Alsafwa Cement Company

The Kingdom’s Circular Economy Pioneer in Heavy Industry

The Yanbu Industrial Waste Management Facility

The coprocessing platform is being extended to a new geographic dimension through the Yanbu Industrial Waste Management Facility, currently in development under a 30-year contract with the Royal Commission for Jubail and Yanbu. This facility will treat industrial solid, semi-solid, and liquid waste including industrial wastewater and sludge from the heavy industries, refineries, petrochemical plants, and electricity generation facilities in the Yanbu industrial complex, converting them into alternative fuels for cement kiln use. Phase 1 focuses on waste oils and oily sludge. Project completion is expected by the end of 2027.
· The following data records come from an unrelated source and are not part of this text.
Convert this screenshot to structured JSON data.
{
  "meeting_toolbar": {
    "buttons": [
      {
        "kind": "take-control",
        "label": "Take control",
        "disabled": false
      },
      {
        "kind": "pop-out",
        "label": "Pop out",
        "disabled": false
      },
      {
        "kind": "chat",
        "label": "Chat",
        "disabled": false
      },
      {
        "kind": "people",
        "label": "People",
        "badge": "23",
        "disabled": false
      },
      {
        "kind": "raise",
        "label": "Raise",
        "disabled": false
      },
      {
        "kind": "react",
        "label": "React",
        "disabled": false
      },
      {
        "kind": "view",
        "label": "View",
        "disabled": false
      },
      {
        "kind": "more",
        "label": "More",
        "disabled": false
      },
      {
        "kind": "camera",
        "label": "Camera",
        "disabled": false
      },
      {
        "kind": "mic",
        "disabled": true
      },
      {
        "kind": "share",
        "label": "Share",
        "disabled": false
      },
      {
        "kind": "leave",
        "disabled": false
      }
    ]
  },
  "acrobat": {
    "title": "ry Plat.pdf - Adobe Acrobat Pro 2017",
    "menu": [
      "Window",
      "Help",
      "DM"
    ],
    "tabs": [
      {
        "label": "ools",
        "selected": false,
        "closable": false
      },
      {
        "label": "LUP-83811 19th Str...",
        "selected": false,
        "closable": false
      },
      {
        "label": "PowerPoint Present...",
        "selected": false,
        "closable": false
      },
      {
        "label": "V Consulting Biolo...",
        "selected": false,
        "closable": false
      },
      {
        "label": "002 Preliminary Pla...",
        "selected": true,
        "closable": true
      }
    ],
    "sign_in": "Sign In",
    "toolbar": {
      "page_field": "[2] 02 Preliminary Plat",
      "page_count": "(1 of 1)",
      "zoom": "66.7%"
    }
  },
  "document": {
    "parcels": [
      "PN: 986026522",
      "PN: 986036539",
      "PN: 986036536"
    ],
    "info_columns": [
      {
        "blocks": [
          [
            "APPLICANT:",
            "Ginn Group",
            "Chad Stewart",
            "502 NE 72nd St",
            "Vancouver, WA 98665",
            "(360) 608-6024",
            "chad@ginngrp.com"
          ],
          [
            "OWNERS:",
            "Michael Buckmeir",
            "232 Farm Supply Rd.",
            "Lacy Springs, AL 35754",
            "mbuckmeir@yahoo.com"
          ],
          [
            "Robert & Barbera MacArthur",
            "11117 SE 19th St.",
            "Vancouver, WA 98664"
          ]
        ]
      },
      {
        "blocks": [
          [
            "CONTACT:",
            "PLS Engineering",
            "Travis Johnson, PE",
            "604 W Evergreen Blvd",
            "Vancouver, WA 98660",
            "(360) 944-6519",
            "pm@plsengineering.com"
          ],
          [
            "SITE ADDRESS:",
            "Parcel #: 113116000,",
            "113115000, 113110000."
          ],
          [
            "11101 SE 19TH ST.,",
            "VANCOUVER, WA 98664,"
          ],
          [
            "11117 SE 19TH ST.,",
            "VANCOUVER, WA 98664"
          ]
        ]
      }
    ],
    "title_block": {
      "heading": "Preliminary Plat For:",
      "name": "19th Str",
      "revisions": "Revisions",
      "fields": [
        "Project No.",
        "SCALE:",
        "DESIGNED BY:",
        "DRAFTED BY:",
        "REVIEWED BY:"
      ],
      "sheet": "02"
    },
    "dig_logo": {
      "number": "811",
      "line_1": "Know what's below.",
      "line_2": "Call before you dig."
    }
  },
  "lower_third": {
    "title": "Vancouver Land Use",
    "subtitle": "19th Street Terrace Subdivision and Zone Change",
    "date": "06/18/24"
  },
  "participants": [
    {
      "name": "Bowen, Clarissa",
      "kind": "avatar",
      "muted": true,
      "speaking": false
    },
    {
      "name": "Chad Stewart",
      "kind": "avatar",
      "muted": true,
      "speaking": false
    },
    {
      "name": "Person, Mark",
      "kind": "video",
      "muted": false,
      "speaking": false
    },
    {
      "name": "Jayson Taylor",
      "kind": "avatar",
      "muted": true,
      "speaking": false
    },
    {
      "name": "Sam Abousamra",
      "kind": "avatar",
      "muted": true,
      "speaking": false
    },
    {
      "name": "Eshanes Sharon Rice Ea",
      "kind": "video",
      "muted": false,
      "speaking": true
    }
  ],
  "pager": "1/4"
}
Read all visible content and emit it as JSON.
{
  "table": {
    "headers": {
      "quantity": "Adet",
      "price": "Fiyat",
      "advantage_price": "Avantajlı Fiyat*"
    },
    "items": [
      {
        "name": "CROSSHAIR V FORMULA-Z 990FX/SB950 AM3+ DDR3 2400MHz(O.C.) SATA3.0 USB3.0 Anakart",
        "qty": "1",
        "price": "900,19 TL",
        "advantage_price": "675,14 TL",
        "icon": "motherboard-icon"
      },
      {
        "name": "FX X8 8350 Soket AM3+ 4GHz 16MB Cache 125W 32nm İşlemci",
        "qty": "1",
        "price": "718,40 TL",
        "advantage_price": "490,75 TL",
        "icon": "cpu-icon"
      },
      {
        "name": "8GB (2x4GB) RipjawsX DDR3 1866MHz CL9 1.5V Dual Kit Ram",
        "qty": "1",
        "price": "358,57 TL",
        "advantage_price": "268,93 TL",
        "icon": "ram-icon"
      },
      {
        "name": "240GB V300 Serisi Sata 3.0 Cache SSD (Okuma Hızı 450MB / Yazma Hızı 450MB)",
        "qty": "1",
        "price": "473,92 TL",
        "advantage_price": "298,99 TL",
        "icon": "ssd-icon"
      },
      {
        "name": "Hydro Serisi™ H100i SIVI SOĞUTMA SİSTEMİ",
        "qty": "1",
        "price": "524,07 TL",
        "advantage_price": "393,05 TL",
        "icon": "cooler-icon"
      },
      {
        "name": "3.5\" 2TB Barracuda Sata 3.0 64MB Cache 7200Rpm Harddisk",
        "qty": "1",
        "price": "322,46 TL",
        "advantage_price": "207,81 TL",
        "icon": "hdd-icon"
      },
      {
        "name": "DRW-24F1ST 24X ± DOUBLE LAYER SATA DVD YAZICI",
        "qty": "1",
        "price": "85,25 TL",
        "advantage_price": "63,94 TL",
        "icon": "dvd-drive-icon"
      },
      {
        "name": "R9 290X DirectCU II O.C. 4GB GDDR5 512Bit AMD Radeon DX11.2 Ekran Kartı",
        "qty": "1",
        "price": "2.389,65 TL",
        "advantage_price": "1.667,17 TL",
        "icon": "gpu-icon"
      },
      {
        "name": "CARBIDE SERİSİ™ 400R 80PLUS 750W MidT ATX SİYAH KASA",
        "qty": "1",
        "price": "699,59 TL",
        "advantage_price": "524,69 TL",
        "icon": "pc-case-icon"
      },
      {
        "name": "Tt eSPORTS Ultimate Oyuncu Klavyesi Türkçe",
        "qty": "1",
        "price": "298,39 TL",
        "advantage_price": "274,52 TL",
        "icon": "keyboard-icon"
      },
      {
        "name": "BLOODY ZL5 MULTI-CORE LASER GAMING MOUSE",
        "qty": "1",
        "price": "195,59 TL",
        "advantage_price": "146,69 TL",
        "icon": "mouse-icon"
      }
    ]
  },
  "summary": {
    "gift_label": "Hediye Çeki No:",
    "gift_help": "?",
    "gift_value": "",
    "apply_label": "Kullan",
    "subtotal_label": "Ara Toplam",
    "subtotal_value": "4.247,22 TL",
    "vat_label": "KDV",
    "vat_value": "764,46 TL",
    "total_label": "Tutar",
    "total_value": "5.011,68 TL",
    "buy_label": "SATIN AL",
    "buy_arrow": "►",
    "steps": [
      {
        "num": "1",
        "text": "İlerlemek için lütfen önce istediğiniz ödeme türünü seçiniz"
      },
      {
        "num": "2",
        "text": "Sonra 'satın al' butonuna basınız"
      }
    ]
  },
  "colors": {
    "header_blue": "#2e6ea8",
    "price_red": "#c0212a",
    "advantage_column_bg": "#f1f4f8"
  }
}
The Yanbu facility represents a significant scaling of the industrial symbiosis model. Yanbu Industrial City is one of the Kingdom’s most concentrated heavy industrial zones, generating industrial waste streams that have historically required costly treatment and disposal. A 30-year contract to manage and process those streams creates a durable revenue base for Alsafwa’s alternative fuel operations while delivering a long-term environmental service to the industrial ecosystem of the entire region.

Solar Power and the Energy Transition Roadmap

Alsafwa is also advancing a solar power project at its plant, targeting a capacity that will support up to 50 percent of the plant’s required electrical power during daylight hours. The project is expected to be completed by the end of 2027, aligned with the broader Yanbu industrial waste facility timeline. The plant’s location in the western region, with its high solar irradiation and low cloud cover, makes photovoltaic generation particularly well-suited as a primary renewable energy source. Once operational, the solar installation will directly reduce the Scope 2 emissions associated with grid electricity consumption and lower the per-ton energy cost across the production cycle.

The combination of the solar project, the natural gas and alternative fuel coprocessing programs, and the carbon capture pilot constitutes a multi-vector energy transition strategy that addresses the full emissions profile of the plant: Scope 1 thermal emissions through fuel switching and carbon capture, Scope 2 electrical emissions through solar generation, and embedded carbon in raw materials through alternative input substitution.